GAIUS MARIUS

(597-667/-157-86) Marius poursuivit Sylla de sa jalousie depuis la capture de Jugurtha. Sa haine pour Sylla était à un tel point qu'il déclencha une guerre civile pour lui voler le commandement de la guerre contre Mithridate.

Gaius Marius est un citoyen romain de la ville italienne d'Arpinum. Ses parents étaient agriculteurs dans un petit village et lui-même travailla comme ouvrier agricole dans sa jeunesse. Néanmoins, son père appartenait à l'ordre équestre et était client des Metellii. Ainsi, Gaius Marius, qui préférait le métier des armes à la terre, pu-t-il faire son service militaire et se faire élire tribun à 24 ans. D'une éducation essentiellement agricole et militaire, Marius détestait ce qu'il ne connaissait pas, c'est-à-dire la noblesse romaine qui parlait grec, connaissait le droit et les arts. Marius servit sous Scipion Emilien à Numance (621-622/-133-134) puis, à son retour, il débuta le cursus honorum. Grace au soutien de Caecilius Metellus, il réussit à se faire élire questeur en 633 (-121) et il servit en Gaule Transalpine. Alors que les populares étaient affaibli par les assassinats des frères Gracchus, Gaius Marius décida de suivre leur exemple et il se fait élire tribun de la plèbe en 635 (-119). Pendant son tribunat, il fit voter une loi qui donnait plus de pouvoir aux chevaliers dans les jurys. Le Sénat et le consul Aurelius Cotta s'y opposèrent, mais ils ne purent empêcher Marius de faire valider sa loi. Par la suite, il voulut se faire élire édile, mais essuya deux refus. Il se présenta alors à l'élection de préteur, et fut élu en dernière position pour l'année 639 (-115). En outre, il fut accusé de corruption dans cette élection et absout de justesse. A la fin de sa préture, le tirage au sort lui attribua la province d'Hispanie Ultérieure. Là-bas, il ramena l'ordre dans une province en proie au brigandage, et en profita pour s'enrichir en exploitant de nouvelles mines d'argent. A son retour, il divorça de sa femme et fit un brillant mariage en épousant la fille du sénateur patricien Julius César.

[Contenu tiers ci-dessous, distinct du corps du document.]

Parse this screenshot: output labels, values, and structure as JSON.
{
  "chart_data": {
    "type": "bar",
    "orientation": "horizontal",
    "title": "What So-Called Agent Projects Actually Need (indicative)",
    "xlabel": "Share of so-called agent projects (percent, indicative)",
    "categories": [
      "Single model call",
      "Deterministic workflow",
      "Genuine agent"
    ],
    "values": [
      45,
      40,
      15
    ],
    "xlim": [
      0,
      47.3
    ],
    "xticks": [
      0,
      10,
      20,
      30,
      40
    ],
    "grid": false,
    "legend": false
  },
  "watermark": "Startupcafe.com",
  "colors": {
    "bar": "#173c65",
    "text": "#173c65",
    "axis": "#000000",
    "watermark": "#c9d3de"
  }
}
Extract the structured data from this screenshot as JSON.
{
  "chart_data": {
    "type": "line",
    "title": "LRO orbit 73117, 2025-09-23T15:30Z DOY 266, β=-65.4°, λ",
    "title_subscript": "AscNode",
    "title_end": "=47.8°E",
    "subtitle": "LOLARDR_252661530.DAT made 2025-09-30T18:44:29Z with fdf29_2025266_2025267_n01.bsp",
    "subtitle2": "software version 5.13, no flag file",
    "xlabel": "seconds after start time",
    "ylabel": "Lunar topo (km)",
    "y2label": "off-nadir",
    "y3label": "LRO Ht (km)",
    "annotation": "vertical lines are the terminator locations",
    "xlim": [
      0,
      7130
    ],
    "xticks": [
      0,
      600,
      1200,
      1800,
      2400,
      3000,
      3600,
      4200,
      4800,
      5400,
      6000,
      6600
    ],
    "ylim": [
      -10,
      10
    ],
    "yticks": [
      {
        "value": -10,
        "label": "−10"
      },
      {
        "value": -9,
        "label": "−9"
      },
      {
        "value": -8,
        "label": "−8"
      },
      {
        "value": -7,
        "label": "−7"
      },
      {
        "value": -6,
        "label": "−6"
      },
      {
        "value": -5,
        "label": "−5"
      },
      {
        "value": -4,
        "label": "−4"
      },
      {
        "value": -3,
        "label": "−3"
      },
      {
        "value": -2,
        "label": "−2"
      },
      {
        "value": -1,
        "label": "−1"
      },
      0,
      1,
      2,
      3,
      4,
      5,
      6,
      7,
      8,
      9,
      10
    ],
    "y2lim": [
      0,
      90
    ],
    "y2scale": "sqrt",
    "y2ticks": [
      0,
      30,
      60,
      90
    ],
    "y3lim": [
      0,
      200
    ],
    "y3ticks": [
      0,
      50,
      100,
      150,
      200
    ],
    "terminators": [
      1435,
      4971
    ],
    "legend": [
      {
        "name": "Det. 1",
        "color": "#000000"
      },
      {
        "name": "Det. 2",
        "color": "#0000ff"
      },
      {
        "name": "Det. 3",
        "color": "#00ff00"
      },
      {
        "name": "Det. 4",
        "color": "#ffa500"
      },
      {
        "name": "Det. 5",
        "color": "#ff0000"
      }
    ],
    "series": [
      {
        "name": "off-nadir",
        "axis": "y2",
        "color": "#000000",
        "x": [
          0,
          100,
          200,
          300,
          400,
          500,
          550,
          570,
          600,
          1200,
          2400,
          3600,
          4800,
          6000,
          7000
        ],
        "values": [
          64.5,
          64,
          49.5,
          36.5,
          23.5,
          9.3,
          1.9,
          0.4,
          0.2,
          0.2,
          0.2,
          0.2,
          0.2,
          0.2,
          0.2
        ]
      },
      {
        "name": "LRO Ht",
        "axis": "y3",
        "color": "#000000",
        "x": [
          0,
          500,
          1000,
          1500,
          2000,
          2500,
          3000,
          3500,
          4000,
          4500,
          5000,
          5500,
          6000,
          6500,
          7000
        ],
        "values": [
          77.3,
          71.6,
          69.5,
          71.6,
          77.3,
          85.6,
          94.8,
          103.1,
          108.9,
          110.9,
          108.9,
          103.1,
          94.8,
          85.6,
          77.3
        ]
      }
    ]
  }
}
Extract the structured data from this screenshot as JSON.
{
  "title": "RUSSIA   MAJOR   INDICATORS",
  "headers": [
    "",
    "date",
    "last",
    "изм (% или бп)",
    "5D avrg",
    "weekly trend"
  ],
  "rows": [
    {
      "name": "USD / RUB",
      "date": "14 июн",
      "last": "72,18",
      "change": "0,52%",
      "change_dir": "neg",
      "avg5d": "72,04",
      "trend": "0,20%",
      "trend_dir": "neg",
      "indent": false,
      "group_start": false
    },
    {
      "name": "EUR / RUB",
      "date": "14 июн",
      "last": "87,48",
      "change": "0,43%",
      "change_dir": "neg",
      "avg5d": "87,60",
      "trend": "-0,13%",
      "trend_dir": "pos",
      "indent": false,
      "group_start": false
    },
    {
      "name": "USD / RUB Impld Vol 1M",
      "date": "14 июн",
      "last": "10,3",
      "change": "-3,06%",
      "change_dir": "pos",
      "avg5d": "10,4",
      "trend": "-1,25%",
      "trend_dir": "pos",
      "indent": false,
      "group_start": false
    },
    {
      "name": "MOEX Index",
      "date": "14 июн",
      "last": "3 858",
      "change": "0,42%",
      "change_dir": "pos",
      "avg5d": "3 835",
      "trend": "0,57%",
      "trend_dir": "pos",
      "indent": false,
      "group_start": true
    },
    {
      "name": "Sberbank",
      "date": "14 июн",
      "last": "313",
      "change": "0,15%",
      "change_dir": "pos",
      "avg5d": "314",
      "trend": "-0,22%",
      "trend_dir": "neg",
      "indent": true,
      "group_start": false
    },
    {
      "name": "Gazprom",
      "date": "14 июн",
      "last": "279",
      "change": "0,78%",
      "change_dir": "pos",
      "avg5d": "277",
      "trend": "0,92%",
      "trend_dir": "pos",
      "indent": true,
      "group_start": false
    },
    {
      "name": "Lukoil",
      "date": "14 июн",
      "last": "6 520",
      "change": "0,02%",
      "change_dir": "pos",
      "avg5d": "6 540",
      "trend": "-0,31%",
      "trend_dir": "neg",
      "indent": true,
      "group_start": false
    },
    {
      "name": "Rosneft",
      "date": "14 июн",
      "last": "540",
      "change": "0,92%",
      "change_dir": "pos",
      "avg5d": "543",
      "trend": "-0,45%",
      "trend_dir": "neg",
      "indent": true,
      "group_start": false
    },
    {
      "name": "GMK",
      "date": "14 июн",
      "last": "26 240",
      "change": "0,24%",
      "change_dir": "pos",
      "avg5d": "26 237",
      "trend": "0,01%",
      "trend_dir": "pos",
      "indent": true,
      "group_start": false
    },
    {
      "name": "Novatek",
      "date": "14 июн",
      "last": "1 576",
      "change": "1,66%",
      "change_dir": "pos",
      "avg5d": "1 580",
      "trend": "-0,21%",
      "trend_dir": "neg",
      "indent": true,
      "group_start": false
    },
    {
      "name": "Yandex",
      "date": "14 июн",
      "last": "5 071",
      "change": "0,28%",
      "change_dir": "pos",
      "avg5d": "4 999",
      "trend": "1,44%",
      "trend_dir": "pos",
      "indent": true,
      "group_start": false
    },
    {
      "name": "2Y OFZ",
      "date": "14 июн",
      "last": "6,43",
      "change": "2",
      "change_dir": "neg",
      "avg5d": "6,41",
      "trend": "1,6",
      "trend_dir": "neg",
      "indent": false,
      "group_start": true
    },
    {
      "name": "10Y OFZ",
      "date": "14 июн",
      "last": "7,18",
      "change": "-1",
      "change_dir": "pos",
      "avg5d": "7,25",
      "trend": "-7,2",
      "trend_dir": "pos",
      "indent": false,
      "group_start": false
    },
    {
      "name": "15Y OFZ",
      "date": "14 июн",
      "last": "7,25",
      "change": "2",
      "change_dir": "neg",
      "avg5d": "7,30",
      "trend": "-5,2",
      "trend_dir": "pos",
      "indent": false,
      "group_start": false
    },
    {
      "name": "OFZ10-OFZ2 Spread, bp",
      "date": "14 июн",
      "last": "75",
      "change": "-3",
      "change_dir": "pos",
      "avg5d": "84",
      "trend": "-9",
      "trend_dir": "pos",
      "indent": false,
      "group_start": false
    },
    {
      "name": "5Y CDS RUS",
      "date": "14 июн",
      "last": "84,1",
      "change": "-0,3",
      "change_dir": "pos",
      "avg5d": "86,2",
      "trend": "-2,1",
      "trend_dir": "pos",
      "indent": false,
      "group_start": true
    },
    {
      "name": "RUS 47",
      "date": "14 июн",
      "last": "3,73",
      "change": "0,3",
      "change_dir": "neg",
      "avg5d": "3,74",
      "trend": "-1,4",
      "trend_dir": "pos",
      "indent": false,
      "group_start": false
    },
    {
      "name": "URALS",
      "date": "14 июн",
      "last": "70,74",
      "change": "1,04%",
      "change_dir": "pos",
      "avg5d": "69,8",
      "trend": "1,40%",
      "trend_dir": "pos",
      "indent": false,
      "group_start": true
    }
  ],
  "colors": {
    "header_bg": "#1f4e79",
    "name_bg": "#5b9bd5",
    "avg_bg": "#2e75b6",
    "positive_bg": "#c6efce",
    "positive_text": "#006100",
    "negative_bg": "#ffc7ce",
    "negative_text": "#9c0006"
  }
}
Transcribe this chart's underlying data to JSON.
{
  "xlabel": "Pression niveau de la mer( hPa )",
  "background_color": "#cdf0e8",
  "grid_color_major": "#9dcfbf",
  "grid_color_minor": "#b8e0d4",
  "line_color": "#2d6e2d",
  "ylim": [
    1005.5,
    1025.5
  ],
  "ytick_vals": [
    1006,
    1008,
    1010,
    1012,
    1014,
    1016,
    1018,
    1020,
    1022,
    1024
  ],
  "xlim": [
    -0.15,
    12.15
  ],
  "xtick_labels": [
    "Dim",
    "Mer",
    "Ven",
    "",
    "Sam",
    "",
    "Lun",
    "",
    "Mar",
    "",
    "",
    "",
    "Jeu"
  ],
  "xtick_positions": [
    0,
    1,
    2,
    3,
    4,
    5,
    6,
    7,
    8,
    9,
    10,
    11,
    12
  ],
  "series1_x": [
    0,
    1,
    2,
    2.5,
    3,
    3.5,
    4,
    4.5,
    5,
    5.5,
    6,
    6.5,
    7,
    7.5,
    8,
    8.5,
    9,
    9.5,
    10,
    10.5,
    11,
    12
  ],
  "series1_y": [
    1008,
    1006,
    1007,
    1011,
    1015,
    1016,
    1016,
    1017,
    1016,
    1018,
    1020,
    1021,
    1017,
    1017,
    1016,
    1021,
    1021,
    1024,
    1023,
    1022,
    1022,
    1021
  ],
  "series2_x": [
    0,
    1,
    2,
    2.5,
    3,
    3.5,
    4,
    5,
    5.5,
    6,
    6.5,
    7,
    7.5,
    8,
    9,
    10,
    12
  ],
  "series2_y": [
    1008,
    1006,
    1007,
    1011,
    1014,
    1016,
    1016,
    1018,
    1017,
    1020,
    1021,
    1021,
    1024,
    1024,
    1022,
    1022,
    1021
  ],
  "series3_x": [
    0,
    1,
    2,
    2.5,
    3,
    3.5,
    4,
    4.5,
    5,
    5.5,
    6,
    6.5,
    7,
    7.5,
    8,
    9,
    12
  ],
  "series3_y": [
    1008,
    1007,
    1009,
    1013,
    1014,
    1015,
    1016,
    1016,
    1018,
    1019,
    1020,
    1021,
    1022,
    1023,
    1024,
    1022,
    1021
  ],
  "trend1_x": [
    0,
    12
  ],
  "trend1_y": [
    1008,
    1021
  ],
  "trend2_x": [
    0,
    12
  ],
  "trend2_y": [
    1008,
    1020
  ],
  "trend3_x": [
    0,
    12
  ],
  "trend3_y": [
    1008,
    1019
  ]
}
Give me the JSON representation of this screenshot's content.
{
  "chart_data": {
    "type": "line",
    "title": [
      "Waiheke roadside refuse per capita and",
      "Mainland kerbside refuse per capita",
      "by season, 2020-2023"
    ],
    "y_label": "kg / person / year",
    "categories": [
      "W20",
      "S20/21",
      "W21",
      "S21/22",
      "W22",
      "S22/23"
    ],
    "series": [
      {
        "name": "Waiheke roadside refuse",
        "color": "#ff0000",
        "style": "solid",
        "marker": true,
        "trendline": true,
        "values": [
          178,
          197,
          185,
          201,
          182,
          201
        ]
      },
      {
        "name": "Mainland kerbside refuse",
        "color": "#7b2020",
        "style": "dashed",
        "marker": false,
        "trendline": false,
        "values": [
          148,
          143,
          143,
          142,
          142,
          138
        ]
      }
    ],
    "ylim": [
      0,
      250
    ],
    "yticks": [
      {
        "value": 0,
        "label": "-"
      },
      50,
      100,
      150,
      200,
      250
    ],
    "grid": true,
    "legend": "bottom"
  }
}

GGaius Marius, comme les Scipion avant lui, rêvait de célébrer un triomphe. La guerre contre Jugurtha lui en donnait l'opportunité (645/-109). Sur le terrain, Marius se révéla un brillant officier, accumulant les victoires à Muthul avec Rutilius, Zama et Sicca. Il était toujours avec les soldats, à partager leur vie, plutôt qu'avec les officiers. Cependant, Marius, après s'être gagné l'affection de l'armée, voulait maintenant obtenir le commandement de la guerre contre Jugurtha. Et pour cela, il fallait qu'il se fasse élire consul. Ainsi, il persuada les soldats du rang de dire du bien de lui dans les lettres qu'ils envoyaient à Rome, que cette guerre ne serait gagnée que si Marius se faisait élire consul. Mais Marius se montrait implacable avec Metellus. Il fit ainsi voter l'exécution d'un de ses amis, Turpilius, sous le prétexte que ce dernier avait livré la ville de Vacca à Jugurtha. L'accusation était fausse, mais le temps de s'en rendre compte, Turpilius avait déjà été exécuté. Cela affligea tout le camp romain, sauf Marius qui s'en réjouissait. A partir de ce moment, Metellus regarda Marius en ennemi. Alors que Marius, encouragé par les échos de sa campagne politique à Rome, voulait rentrer à Rome pour se faire élire consul, Metellus l'en empêcha et ne lui donna congé que douze jours avant l'élection. Mais Marius rentra à temps à Rome et se fit élire consul pour l'année 657 (-107). Peu après son élection, il intrigua avec des tribuns de la plèbe afin d'obtenir le gouvernement de la province d'Afrique et le commandement de la Guerre contre Jugurtha. En outre, il recruta des légions supplémentaires parmi les citoyens les plus pauvres de Rome. Ces mesures lui attirèrent la haine du Sénat. Marius réforma en profondeur l'armée romaine. L'équipement du légionnaire est désormais uniformisé car il appartient à l'Etat. La légion passe de 4000 à 6000 hommes, et les unités sont divisées pour être plus efficaces sur le terrain. Dans cette guerre, il ne restait plus qu'à capturer Jugurtha, alors ami avec le roi Bocchus de Mauritanie. Et c'est le questeur de Marius, Lucius Sylla, qui réussit, au terme d'une longue et difficile diplomatie, à convaincre Bocchus de lui livrer Jugurtha. Sylla avait réussit là où Marius avait échoué. Marius en éprouva une vive jalousie, ne supportant pas qu'un petit questeur puisse lui faire de l'ombre et s'adjuger une gloire qui lui revenait toute à lui.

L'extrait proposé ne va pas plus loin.